Claudine kembali menatap langit dan menarik nafasnya dalam-dalam. Mahesa memperhatikan Claudine lekat-lekat.
MAHESA
Claudine...
Claudine menoleh lagi. Mahesa mempersiapkan diri.
MAHESA (CONT'D)
Aku tahu aku bukan psikolog,
psikiater atau apa pun itu. Aku
juga tahu mungkin apa yang aku
lakuin ini enggak akan banyak
berarti. Tapi...
(beat)
Mau enggak kamu nyoba pelan-pelan
sama aku?
Claudine mengernyit tak mengerti.
MAHESA (CONT'D)
Kita coba pelan-pelan. Kita keluar,
ketemu orang. Aku bakal tunjukin
tempat-tempat yang bagus ke kamu.
Aku bakal tunjukin ada banyak hal
yang bisa kamu nikmati di luar
sana.
CLAUDINE
(ragu)
Tapi...
MAHESA
Dan aku bakal nemenin kamu.
(beat)
Aku bakal selalu jaga kamu, di
samping kamu.

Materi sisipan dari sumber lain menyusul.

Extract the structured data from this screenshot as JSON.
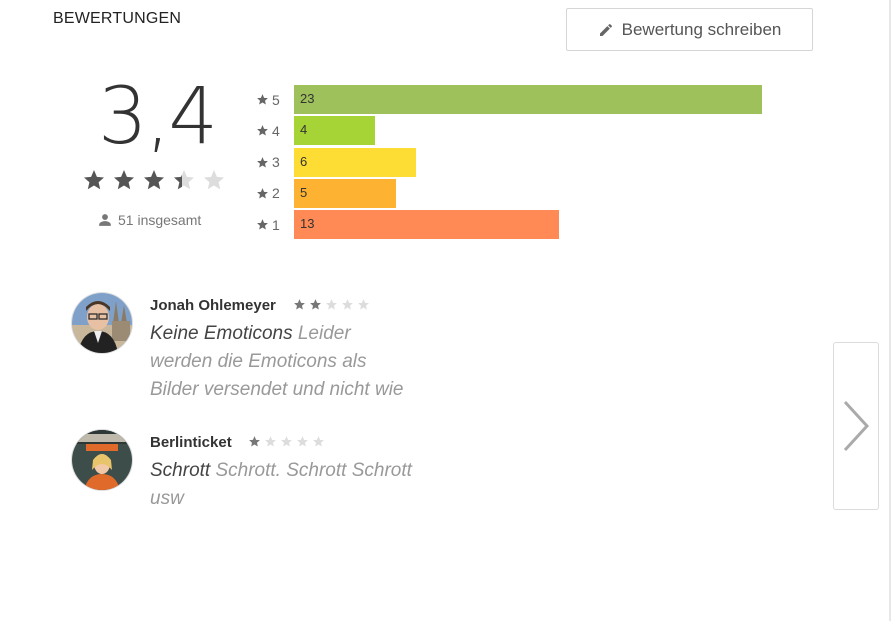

Aku enggak bakal
ngebiarin kamu sendiri kayak waktu
itu.
Claudine meraih tangan Mahesa, mengenggamnya.
MAHESA (CONT'D)
Aku janji.
Claudine menarik tangannya lepas, tetapi dengan cepat Mahesa langsung meraihnya lagi, menggenggamnya lebih erat.
MAHESA (CONT'D)
Aku udah bilang, kan? Aku enggak
akan ngelepasin kamu.
Mahesa menatap Claudine lekat, tersenyum lembut, berusaha meyakinkan Claudine. Claudine membalas tatapan itu, seakan berusaha membaca ketulusan di mata Mahesa. Claudine pun perlahan ikut tersenyum. Genggaman tangan Mahesa semakin tak kunjung lepas.
Kamera bergerak ke pagar balkon teras, kita bisa melihat bunga di pot pemberian Mahesa yang mulai mekar.